There is also an unspoken political arrangement that deepens the injustice. Ibaji indigenes are often appointed into ceremonial headship, elevated in form but emptied of function, while the economic proceeds and political leverage of oil flow elsewhere. The real miners are not always those whose land is drilled, but those who control budgets, contracts, and policy corridors. Authority is divided like a calabash with a cracked base: honour is poured into Ibaji, profit leaks away. An Igala proverb warns, “When a man is given a stool without a voice, he is being prepared to watch others eat.” Titles without agency become instruments of silence.

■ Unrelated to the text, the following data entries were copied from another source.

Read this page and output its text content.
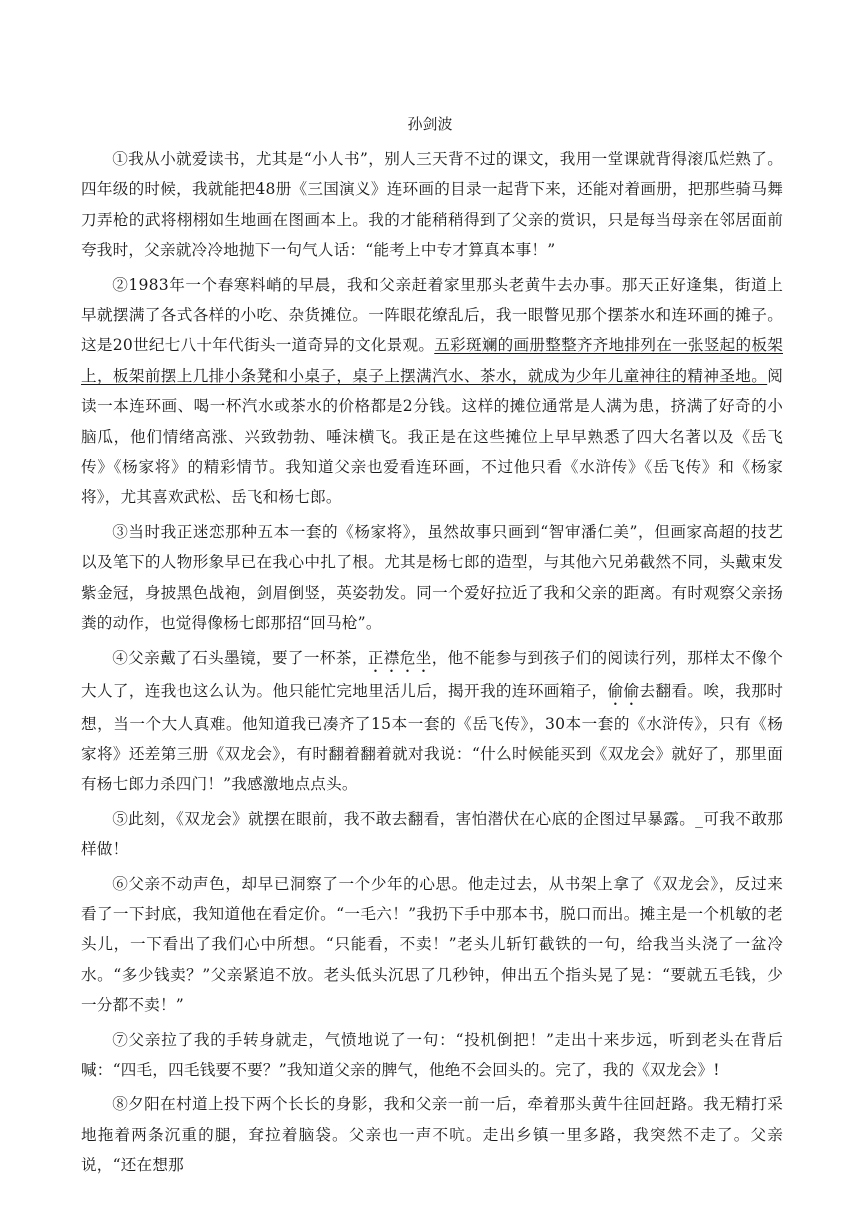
孙剑波

①我从小就爱读书，尤其是“小人书”，别人三天背不过的课文，我用一堂课就背得滚瓜烂熟了。四年级的时候，我就能把48册《三国演义》连环画的目录一起背下来，还能对着画册，把那些骑马舞刀弄枪的武将栩栩如生地画在图画本上。我的才能稍稍得到了父亲的赏识，只是每当母亲在邻居面前夸我时，父亲就冷冷地抛下一句气人话：“能考上中专才算真本事！”

②1983年一个春寒料峭的早晨，我和父亲赶着家里那头老黄牛去办事。那天正好逢集，街道上早就摆满了各式各样的小吃、杂货摊位。一阵眼花缭乱后，我一眼瞥见那个摆茶水和连环画的摊子。这是20世纪七八十年代街头一道奇异的文化景观。五彩斑斓的画册整整齐齐地排列在一张竖起的板架上，板架前摆上几排小条凳和小桌子，桌子上摆满汽水、茶水，就成为少年儿童神往的精神圣地。阅读一本连环画、喝一杯汽水或茶水的价格都是2分钱。这样的摊位通常是人满为患，挤满了好奇的小脑瓜，他们情绪高涨、兴致勃勃、唾沫横飞。我正是在这些摊位上早早熟悉了四大名著以及《岳飞传》《杨家将》的精彩情节。我知道父亲也爱看连环画，不过他只看《水浒传》《岳飞传》和《杨家将》，尤其喜欢武松、岳飞和杨七郎。

③当时我正迷恋那种五本一套的《杨家将》，虽然故事只画到“智审潘仁美”，但画家高超的技艺以及笔下的人物形象早已在我心中扎了根。尤其是杨七郎的造型，与其他六兄弟截然不同，头戴束发紫金冠，身披黑色战袍，剑眉倒竖，英姿勃发。同一个爱好拉近了我和父亲的距离。有时观察父亲扬粪的动作，也觉得像杨七郎那招“回马枪”。

④父亲戴了石头墨镜，要了一杯茶，正襟危坐，他不能参与到孩子们的阅读行列，那样太不像个大人了，连我也这么认为。他只能忙完地里活儿后，揭开我的连环画箱子，偷偷去翻看。唉，我那时想，当一个大人真难。他知道我已凑齐了15本一套的《岳飞传》，30本一套的《水浒传》，只有《杨家将》还差第三册《双龙会》，有时翻着翻着就对我说：“什么时候能买到《双龙会》就好了，那里面有杨七郎力杀四门！”我感激地点点头。

⑤此刻，《双龙会》就摆在眼前，我不敢去翻看，害怕潜伏在心底的企图过早暴露。_可我不敢那样做！

⑥父亲不动声色，却早已洞察了一个少年的心思。他走过去，从书架上拿了《双龙会》，反过来看了一下封底，我知道他在看定价。“一毛六！”我扔下手中那本书，脱口而出。摊主是一个机敏的老头儿，一下看出了我们心中所想。“只能看，不卖！”老头儿斩钉截铁的一句，给我当头浇了一盆冷水。“多少钱卖？”父亲紧追不放。老头低头沉思了几秒钟，伸出五个指头晃了晃：“要就五毛钱，少一分都不卖！”

⑦父亲拉了我的手转身就走，气愤地说了一句：“投机倒把！”走出十来步远，听到老头在背后喊：“四毛，四毛钱要不要？”我知道父亲的脾气，他绝不会回头的。完了，我的《双龙会》!

⑧夕阳在村道上投下两个长长的身影，我和父亲一前一后，牵着那头黄牛往回赶路。我无精打采地拖着两条沉重的腿，耷拉着脑袋。父亲也一声不吭。走出乡镇一里多路，我突然不走了。父亲说，“还在想那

This imbalance does not only impoverish roads; it corrodes trust. When a people see their sons crowned without power and their land mined without benefit, resentment does not shout, it ferments. Youth drift away, believing dignity lives elsewhere. Elders lose faith in promises repeated but never delivered. This is how instability is brewed, quietly and patiently. As Igala wisdom cautions, “The rope ignored today becomes the snake of tomorrow.” Neglect postponed is conflict rehearsed.

This is not a plea for charity, nor an argument against oil production. It is a demand for justice anchored in logic. Development must follow extraction as shadow follows body. Access roads are not favors; they are obligations. If the state can count barrels, it can count communities. If it can secure pipelines, it can secure people. “The child who fetches water must be allowed to drink,” the elders say. Anything less is exploitation dressed as governance.

Ibagi’s story is not isolated; it is a mirror Nigeria must look into without blinking. Resource wealth without local dignity is not development; it is delayed disaster. The question is no longer whether Ibagi deserves access, but how long a nation can profit from places it refuses to connect. History is slow, but it never forgets. And wisdom leaves the final warning: “When the road is lost, the traveler blames the darkness, but the elders blame poor planning.”

– Inah Boniface Ocholi writes from Ayah – Igalamela/Odolu LGA, Kogi state.